There are also Beethoven compositions for
String Trio consisting of violin, viola and cello, which
date approximately from 1792 to 1798.
These consist of the “Trio in E Flat Major, Op. 3,”
which was written prior to 1794, the “Serenade in
D Major, Op. 8,” written between 1796 and 1797,
and the three “Trios, Op. 9, Nos. 1-3,” written in
G Major, D Major and C Minor, which were
composed between 1797 and 1798.
The first two Trios are longer, in five and six
movements. They follow more of a divertimento
format, similar to works from Franz Joseph
Haydn and Wolfgang Amadeus Mozart. The later
“Op. 9 String Trios” are in the more traditional,
four-movement Sonata form, which was common
for string quartets and symphonies of the day.
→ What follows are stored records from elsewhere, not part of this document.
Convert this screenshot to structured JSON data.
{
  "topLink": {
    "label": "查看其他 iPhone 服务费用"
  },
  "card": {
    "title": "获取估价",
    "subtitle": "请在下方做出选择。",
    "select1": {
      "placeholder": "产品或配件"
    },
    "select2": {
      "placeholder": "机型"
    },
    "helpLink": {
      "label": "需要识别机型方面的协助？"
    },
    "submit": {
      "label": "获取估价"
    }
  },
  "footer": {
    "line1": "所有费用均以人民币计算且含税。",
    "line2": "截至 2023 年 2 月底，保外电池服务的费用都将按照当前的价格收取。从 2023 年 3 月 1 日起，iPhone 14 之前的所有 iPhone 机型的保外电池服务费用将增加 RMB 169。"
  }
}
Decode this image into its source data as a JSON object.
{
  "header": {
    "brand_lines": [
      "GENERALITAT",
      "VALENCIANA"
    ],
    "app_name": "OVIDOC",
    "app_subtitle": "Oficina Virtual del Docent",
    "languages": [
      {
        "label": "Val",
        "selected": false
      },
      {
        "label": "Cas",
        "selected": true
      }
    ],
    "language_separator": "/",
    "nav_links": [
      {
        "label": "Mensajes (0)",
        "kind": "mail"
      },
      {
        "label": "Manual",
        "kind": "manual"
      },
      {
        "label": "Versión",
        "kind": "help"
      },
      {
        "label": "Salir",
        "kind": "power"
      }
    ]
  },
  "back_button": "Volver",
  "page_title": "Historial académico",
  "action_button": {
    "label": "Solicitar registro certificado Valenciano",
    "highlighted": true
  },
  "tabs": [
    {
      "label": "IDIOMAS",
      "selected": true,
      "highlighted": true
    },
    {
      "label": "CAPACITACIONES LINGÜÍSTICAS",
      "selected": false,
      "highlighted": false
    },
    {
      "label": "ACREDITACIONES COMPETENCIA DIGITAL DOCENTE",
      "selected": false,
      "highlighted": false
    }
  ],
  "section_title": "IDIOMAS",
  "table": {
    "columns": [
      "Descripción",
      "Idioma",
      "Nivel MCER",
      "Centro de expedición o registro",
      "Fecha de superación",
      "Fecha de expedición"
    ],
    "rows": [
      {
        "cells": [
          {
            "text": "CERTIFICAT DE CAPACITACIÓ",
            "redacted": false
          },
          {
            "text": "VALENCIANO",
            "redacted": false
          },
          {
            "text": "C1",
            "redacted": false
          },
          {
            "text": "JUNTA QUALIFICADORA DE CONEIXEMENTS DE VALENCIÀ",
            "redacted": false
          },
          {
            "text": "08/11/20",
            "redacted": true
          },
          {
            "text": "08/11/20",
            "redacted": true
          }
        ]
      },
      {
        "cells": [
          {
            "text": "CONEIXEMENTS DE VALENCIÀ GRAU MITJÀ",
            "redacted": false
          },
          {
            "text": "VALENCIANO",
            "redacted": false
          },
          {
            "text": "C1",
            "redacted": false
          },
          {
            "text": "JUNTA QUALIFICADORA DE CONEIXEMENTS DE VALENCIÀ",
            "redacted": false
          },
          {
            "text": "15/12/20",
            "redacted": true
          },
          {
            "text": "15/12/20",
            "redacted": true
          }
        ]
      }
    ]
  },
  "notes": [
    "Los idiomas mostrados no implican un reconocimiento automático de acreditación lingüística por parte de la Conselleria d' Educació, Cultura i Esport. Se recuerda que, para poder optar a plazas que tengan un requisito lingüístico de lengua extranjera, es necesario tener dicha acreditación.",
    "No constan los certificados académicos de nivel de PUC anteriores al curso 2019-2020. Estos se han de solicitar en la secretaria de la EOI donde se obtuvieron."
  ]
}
I can’t help feeling that Beethoven used this Trio
format as a “trial run,” before tackling his first
“Quartets, Op. 18,” which were composed
between 1798 and 1800.
These three “Op. 9 String Trios” reveal
Beethoven’s true voice, as opposed to the two
earlier works which show a greater indebtedness
to Mozart and Haydn. It’s fascinating to hear the
budding genius, at this early stage of his
compositional career. For me, the most originality
was demonstrated by the “C Minor Trio.”
I recently heard a two-CD set of these works
released by the Deutsche Grammophon, during 1989.
At a running time of two hours and 20 minutes, these
discs contain all five of Beethoven’s String Trio
compositions, and features performances from
violinist Anne Sophie Mutter, cellist Bruno Giuranna,
and cellist Mstislav Rostropovich. These players
make a strong case for this music. As I am currently
unable to recall other recorded performances,
I suppose that I can highly recommend this set.
However, at times it seemed as though this was
a trio of star soloists, as opposed to an ensemble
that had played with each other for many years.
I found this particularly apparent when listening to
Disc One. Nevertheless, these were fine performances
and impressive demonstrations of individual virtuosity.
I’m glad that I reacquainted myself with this lesser
known, yet still important facet of Beethoven’s output.